No dije nada, su tono podía parecer que estuviera dando una orden pero estaba claro que era una propuesta para que me sintiera bien, creo que se esta preocupando de mi como lo haría un hermano mayor, que ve a su hermana llorando, pasándolo mal por una cosa que no había hecho bien. Me subí sin dudarlo para pasar mis manos por mi pelo, estaba demasiado destrozada, cerré mis ojos apoyándome en el asiento, escuche como se cerro la puerta de golpe y el motor arrancaba.
—Ahora no pienses en nada—me dijo Jamie.
Le mire, estaba demasiado mal, me sentía una idiota al permitir que Martin me usara como me diera la gana, no sabía que hacer, me iba doler demasiado cualquier cosa que pasara esta noche.
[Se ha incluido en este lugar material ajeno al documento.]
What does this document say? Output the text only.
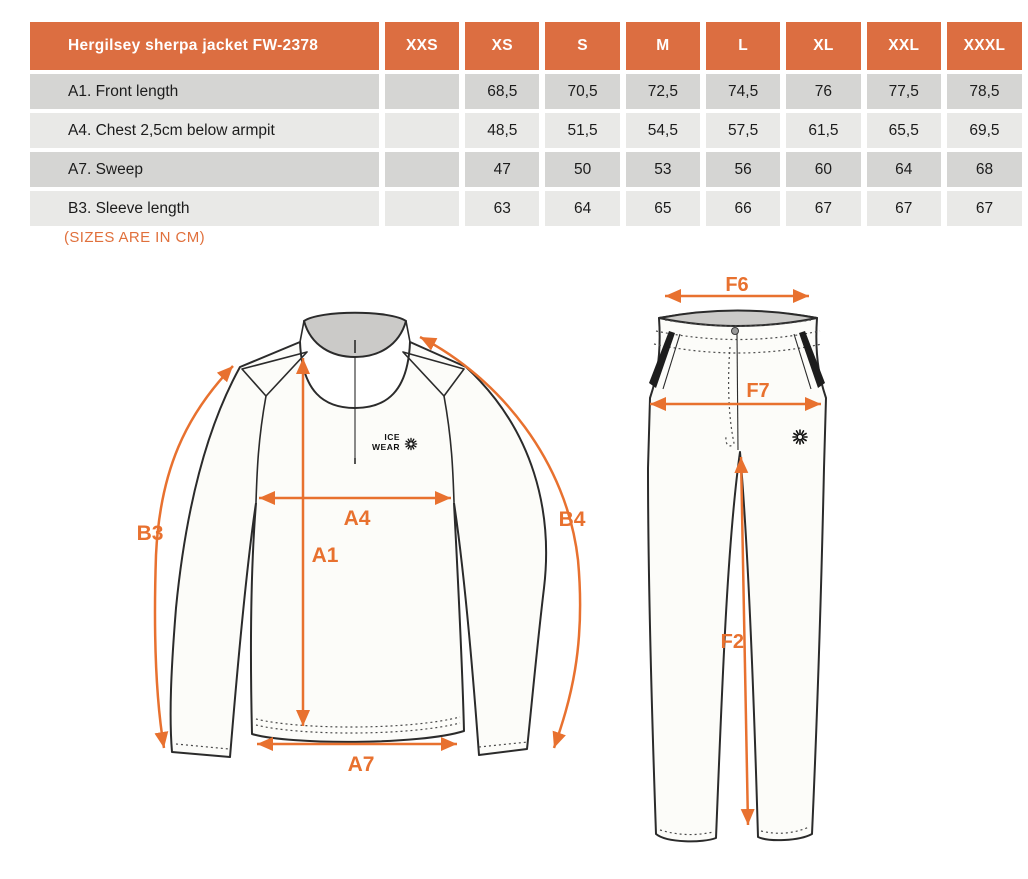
Hergilsey sherpa jacket FW-2378	XXS	XS	S	M	L	XL	XXL	XXXL
A1. Front length		68,5	70,5	72,5	74,5	76	77,5	78,5
A4. Chest 2,5cm below armpit		48,5	51,5	54,5	57,5	61,5	65,5	69,5
A7. Sweep		47	50	53	56	60	64	68
B3. Sleeve length		63	64	65	66	67	67	67
(SIZES ARE IN CM)
ICE
WEAR
B3
A1
A4
A7
B4
F6
F7
F2
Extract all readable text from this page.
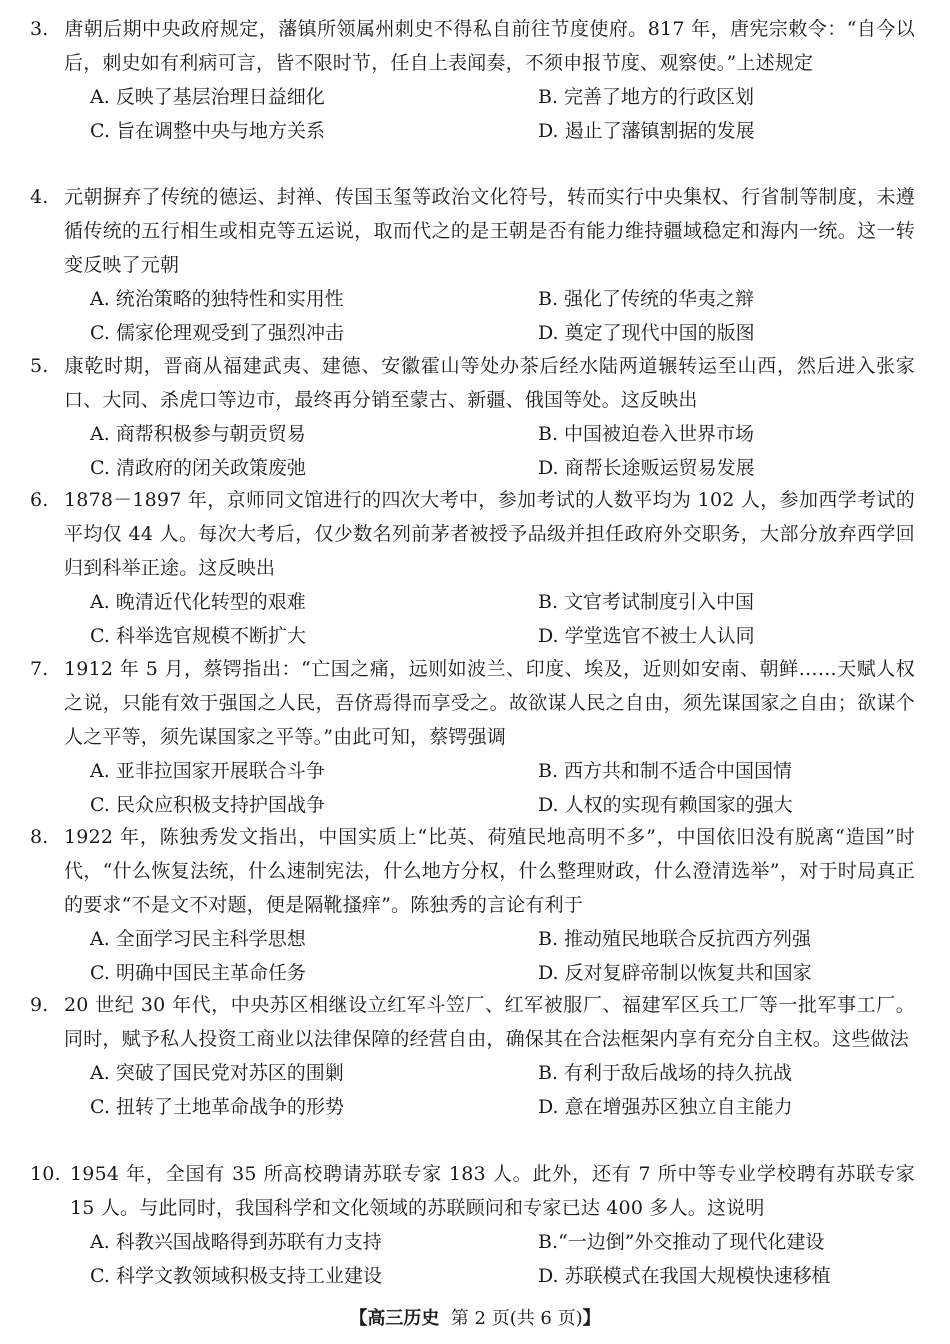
3. 唐朝后期中央政府规定，藩镇所领属州刺史不得私自前往节度使府。817 年，唐宪宗敕令：“自今以后，刺史如有利病可言，皆不限时节，任自上表闻奏，不须申报节度、观察使。”上述规定
A. 反映了基层治理日益细化	B. 完善了地方的行政区划
C. 旨在调整中央与地方关系	D. 遏止了藩镇割据的发展
4. 元朝摒弃了传统的德运、封禅、传国玉玺等政治文化符号，转而实行中央集权、行省制等制度，未遵循传统的五行相生或相克等五运说，取而代之的是王朝是否有能力维持疆域稳定和海内一统。这一转变反映了元朝
A. 统治策略的独特性和实用性	B. 强化了传统的华夷之辩
C. 儒家伦理观受到了强烈冲击	D. 奠定了现代中国的版图
5. 康乾时期，晋商从福建武夷、建德、安徽霍山等处办茶后经水陆两道辗转运至山西，然后进入张家口、大同、杀虎口等边市，最终再分销至蒙古、新疆、俄国等处。这反映出
A. 商帮积极参与朝贡贸易	B. 中国被迫卷入世界市场
C. 清政府的闭关政策废弛	D. 商帮长途贩运贸易发展
6. 1878－1897 年，京师同文馆进行的四次大考中，参加考试的人数平均为 102 人，参加西学考试的平均仅 44 人。每次大考后，仅少数名列前茅者被授予品级并担任政府外交职务，大部分放弃西学回归到科举正途。这反映出
A. 晚清近代化转型的艰难	B. 文官考试制度引入中国
C. 科举选官规模不断扩大	D. 学堂选官不被士人认同
7. 1912 年 5 月，蔡锷指出：“亡国之痛，远则如波兰、印度、埃及，近则如安南、朝鲜……天赋人权之说，只能有效于强国之人民，吾侪焉得而享受之。故欲谋人民之自由，须先谋国家之自由；欲谋个人之平等，须先谋国家之平等。”由此可知，蔡锷强调
A. 亚非拉国家开展联合斗争	B. 西方共和制不适合中国国情
C. 民众应积极支持护国战争	D. 人权的实现有赖国家的强大
8. 1922 年，陈独秀发文指出，中国实质上“比英、荷殖民地高明不多”，中国依旧没有脱离“造国”时代，“什么恢复法统，什么速制宪法，什么地方分权，什么整理财政，什么澄清选举”，对于时局真正的要求“不是文不对题，便是隔靴搔痒”。陈独秀的言论有利于
A. 全面学习民主科学思想	B. 推动殖民地联合反抗西方列强
C. 明确中国民主革命任务	D. 反对复辟帝制以恢复共和国家
9. 20 世纪 30 年代，中央苏区相继设立红军斗笠厂、红军被服厂、福建军区兵工厂等一批军事工厂。同时，赋予私人投资工商业以法律保障的经营自由，确保其在合法框架内享有充分自主权。这些做法
A. 突破了国民党对苏区的围剿	B. 有利于敌后战场的持久抗战
C. 扭转了土地革命战争的形势	D. 意在增强苏区独立自主能力
10. 1954 年，全国有 35 所高校聘请苏联专家 183 人。此外，还有 7 所中等专业学校聘有苏联专家 15 人。与此同时，我国科学和文化领域的苏联顾问和专家已达 400 多人。这说明
A. 科教兴国战略得到苏联有力支持	B.“一边倒”外交推动了现代化建设
C. 科学文教领域积极支持工业建设	D. 苏联模式在我国大规模快速移植
【高三历史 第 2 页(共 6 页)】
Jamie le dijo al conductor que fuera a su hotel pero sentía todo demasiado lejano. No me dolía tanto como creía que em iba doler, me dolía no ser suficiente pero no me dolía que me dejaran de amar, entendía que pudieran dejar de amarme, pero quería saberlo, pero Martin si me amaba, él lo decía en muchas ocasiones, hablando de nuestro futuro juntos, de su futuro en la empresa de mi padre, me dolía no ser suficiente pero no que no me amara, porque me amaba, sabía que lo hacía, debía hacerlo, era su deber como novio amarme.
Algo en mi no estaba bien, no me refiero solo al dolor de que me pudiera estar imaginando las mil posturas que Martin estuviera practicando con la chica, que no era culpa de ella, seguro que le fue con engaños, la culpa era mía, solo mía por aceptar esta maldita locura, por aceptar que hiciéramos este trato y por ser como soy, por atraer a la gente a mi y hacer que Martin se sintiera inseguro, si fuera dos kilos más gorda o tuviera granos, el no necesitaría hacer esto, solo me necesitaría a mi.
—¿Estás bien?—me pregunto.
No abrí mis ojos.
—No, no creo que pueda estarlo—le dije.
Jamie se sentó a mi lado y paso su mano por mis hombros, haciendo que me pegara a él, deje que mi cuerpo callera apoyado en su pecho.
—El amor no duele—me dijo.
No dije nada, me quede callada escuchando los latidos de su corazón.
—Es mentira eso de que el amor para que sea bueno tiene que doler, los amores que son sinceros, los amores que son de verdad no deben doler, solo deben ser sencillos, no niego que deba a ver peleas o discusiones pero lo que tu estás viviendo no es amor—me dijo.
Cerré mis ojos con más fuerza.
—Le conocí con dieciocho años, no conozco otra forma de amar—confesé.
Jamie suspiro.
—Entonces no es amor, sino comodidad—me dijo.
Le mire.
No sabía que decir o que hacer, no concebía mi relación con Martin como una relación cómoda, al menos no desde que estaba el en madrid y yo en bilbao, era demasiado complicado todo, apenas podíamos hablar, no es cosa que em guste decir, pero me gustaba en ocasiones no hablar con él, era demasiado cansado, me gustaba hablar con él pero cuando era buen novio, cuando se ponía ha decir que me echaba de menos o no cuando me dejaba ser como era, o hablar de mi vida, no me dejaba decirle las cosas, era como que solo existía él, eso me molestaba pero le escuchaba como yo deseaba que lo hicieran, para que el me diera lo mismo, por eso se lo daba.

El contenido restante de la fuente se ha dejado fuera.